The Department for Transport has committed £31m to the so-called Preston Western Distributor scheme, which will see the construction of a two-and-a-half-mile dual carriageway connecting the A583 at Riversway to a new junction on the M55 at Bartle.
READ MORE >>> This is how the new Preston-M55 link road will look
Two other adjoining routes will also be built - the two-mile East-West link road, on which work is already underway, running from Lightfoot Lane to the Preston Western Distributor itself near the Saddle Inn pub; and the half-mile Cottam link road between Cottam Way and the new dual carriageway.
The government funding - £6m more than expected - will make up 16 percent of the £185m price tag for the project - which has rocketed from an initial estimate of £104m when plans were first drawn up. An aqueduct will have to be re-routed to accommodate the new road.
The Lancashire Growth Deal, a pot of money obtained from the government for infrastructure projects, will add £58m to the pot, but the lion's share of the sum – just over £100m – will be supplied by the Preston, South Ribble and Lancashire City Deal and is the biggest of the five transport projects which have been financed since the deal was struck in 2013.
Even before final confirmation of the government's contribution, construction was already planned to begin before the end of the year - with a scheduled opening date of March 2023. Preparatory work is currently underway on the site.
Lancashire County Council leader Geoff Driver, said the authority was "delighted" that all of the necessary funding had now been secured.
"This is a major new road scheme that will significantly improve access around the city, as well as creating a new connection onto the national motorway network.
"[It] will open up new business opportunities, improve access to existing and proposed housing sites and reduce congestion on other parts of the network by providing more options for how people can get around."
The Preston Western Distributor is regarded as key to delivering around 5,300 new homes in the North West Preston masterplan area in the 20 years up to the mid-2030s.
The scheme has already cleared two legal hurdles. A challenge from a landowner who wanted to secure roundabout access to a proposed garden village on his part of the masterplan plot was dropped in March and the following month approval was given to the compulsory purchase orders needed to acquire the necessary land for the scheme.

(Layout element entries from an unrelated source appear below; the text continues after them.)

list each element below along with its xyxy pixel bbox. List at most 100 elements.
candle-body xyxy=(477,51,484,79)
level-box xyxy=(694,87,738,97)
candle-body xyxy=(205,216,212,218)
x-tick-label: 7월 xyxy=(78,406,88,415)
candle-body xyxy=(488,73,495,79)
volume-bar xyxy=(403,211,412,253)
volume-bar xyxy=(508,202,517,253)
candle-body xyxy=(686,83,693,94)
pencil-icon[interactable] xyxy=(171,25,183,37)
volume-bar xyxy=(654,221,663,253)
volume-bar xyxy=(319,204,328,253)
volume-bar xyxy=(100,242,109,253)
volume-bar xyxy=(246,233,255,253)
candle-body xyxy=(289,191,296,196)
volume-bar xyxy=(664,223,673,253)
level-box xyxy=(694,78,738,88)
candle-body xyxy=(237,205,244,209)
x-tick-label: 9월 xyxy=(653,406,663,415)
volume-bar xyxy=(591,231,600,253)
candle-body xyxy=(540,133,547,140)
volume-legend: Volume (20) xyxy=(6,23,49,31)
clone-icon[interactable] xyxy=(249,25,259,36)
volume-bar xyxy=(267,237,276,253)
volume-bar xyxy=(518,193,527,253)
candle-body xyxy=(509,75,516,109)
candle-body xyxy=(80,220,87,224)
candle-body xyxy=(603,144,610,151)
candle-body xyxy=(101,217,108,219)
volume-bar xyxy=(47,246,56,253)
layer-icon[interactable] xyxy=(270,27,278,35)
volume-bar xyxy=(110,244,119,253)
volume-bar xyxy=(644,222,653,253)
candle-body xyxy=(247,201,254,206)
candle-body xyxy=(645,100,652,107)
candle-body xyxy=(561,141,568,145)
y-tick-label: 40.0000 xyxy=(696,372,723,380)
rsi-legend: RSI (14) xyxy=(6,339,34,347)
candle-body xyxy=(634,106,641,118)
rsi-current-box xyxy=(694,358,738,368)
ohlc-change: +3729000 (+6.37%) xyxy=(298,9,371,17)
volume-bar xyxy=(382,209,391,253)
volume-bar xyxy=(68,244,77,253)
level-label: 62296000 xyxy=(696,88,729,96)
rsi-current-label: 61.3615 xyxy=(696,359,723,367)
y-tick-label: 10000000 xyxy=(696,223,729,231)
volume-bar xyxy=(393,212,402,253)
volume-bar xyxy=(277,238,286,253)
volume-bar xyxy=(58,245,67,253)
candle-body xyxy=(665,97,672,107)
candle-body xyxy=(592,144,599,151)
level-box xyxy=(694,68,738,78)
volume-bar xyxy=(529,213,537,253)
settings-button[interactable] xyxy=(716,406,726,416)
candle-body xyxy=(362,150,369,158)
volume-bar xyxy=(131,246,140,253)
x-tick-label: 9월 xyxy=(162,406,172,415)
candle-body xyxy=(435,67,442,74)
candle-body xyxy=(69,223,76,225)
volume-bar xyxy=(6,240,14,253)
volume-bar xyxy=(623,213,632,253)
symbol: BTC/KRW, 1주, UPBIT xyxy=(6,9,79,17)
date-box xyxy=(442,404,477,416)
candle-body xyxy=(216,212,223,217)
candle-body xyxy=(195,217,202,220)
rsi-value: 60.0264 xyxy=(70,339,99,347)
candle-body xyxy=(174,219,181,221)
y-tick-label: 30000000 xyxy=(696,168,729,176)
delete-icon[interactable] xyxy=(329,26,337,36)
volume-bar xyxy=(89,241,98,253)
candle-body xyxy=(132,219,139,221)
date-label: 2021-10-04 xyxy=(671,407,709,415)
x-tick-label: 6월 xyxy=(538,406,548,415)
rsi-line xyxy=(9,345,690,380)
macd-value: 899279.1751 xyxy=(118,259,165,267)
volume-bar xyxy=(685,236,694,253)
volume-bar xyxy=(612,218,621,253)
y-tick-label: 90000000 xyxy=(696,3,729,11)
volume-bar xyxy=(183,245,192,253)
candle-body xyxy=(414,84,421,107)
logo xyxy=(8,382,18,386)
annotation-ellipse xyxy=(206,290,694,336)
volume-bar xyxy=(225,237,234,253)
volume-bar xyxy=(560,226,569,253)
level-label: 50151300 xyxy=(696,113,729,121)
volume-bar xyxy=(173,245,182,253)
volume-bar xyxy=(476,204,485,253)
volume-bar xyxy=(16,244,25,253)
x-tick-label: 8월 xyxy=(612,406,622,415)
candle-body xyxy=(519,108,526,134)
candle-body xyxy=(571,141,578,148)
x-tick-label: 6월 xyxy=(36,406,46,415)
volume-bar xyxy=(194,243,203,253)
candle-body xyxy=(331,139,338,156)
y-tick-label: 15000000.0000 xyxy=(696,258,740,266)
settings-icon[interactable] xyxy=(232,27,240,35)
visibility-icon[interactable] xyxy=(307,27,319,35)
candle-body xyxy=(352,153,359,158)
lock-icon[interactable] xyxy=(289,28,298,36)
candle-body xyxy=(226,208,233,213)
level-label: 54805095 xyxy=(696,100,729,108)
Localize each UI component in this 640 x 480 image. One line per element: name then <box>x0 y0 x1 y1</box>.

A meeting of the Lancashire Enterprise Partnership's (LEP) transport committee back in June heard that the route is forecast to boost the Lancashire economy by £108m over the next 60 years through the number of jobs which will be indirectly created by the increased capacity of the road network.
An independent report commissioned by the LEP to assess the business case rated the project as “high value for money” and calculated that the overall benefits of the scheme could top £290m – largely as a result of shorter journey times.

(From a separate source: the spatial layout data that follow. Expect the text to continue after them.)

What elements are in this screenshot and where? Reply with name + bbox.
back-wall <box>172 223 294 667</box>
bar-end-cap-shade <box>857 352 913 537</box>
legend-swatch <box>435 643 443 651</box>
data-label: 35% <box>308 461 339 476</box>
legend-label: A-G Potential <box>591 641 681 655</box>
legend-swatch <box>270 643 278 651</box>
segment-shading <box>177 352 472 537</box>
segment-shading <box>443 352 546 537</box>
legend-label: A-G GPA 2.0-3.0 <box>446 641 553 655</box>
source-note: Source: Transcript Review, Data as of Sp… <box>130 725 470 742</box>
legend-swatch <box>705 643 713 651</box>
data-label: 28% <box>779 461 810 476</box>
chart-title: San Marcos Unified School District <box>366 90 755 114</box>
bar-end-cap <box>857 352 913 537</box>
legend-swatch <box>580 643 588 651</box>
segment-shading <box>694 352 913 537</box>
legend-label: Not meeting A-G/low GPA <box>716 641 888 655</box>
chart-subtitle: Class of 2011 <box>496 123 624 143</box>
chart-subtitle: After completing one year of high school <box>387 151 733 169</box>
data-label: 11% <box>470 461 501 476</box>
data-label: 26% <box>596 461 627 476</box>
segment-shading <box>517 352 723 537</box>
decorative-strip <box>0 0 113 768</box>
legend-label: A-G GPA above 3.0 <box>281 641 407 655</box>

Jim Carter, chair of the City Deal, said: "We aim to grow the economy by helping people to get around, as well as supporting new economic growth and encouraging new businesses to come to Lancashire.
"These new roads will connect with sites for new homes, which are needed as we grow our economy and new jobs are created. It's important for the public and private sectors to work together to unlock the potential of the area for people who live and work here."
Councillor Peter Moss, deputy leader and cabinet member for planning and regulation at Preston City Council, said of the government announcement: “This is fantastic for Preston and will be welcome news to commuters travelling in and around the region.
“Taking the pressure off the current road network is a priority for the infrastructure projects of the Preston, South Ribble and Lancashire City Deal and should enable smoother and shorter journey times for everyone.”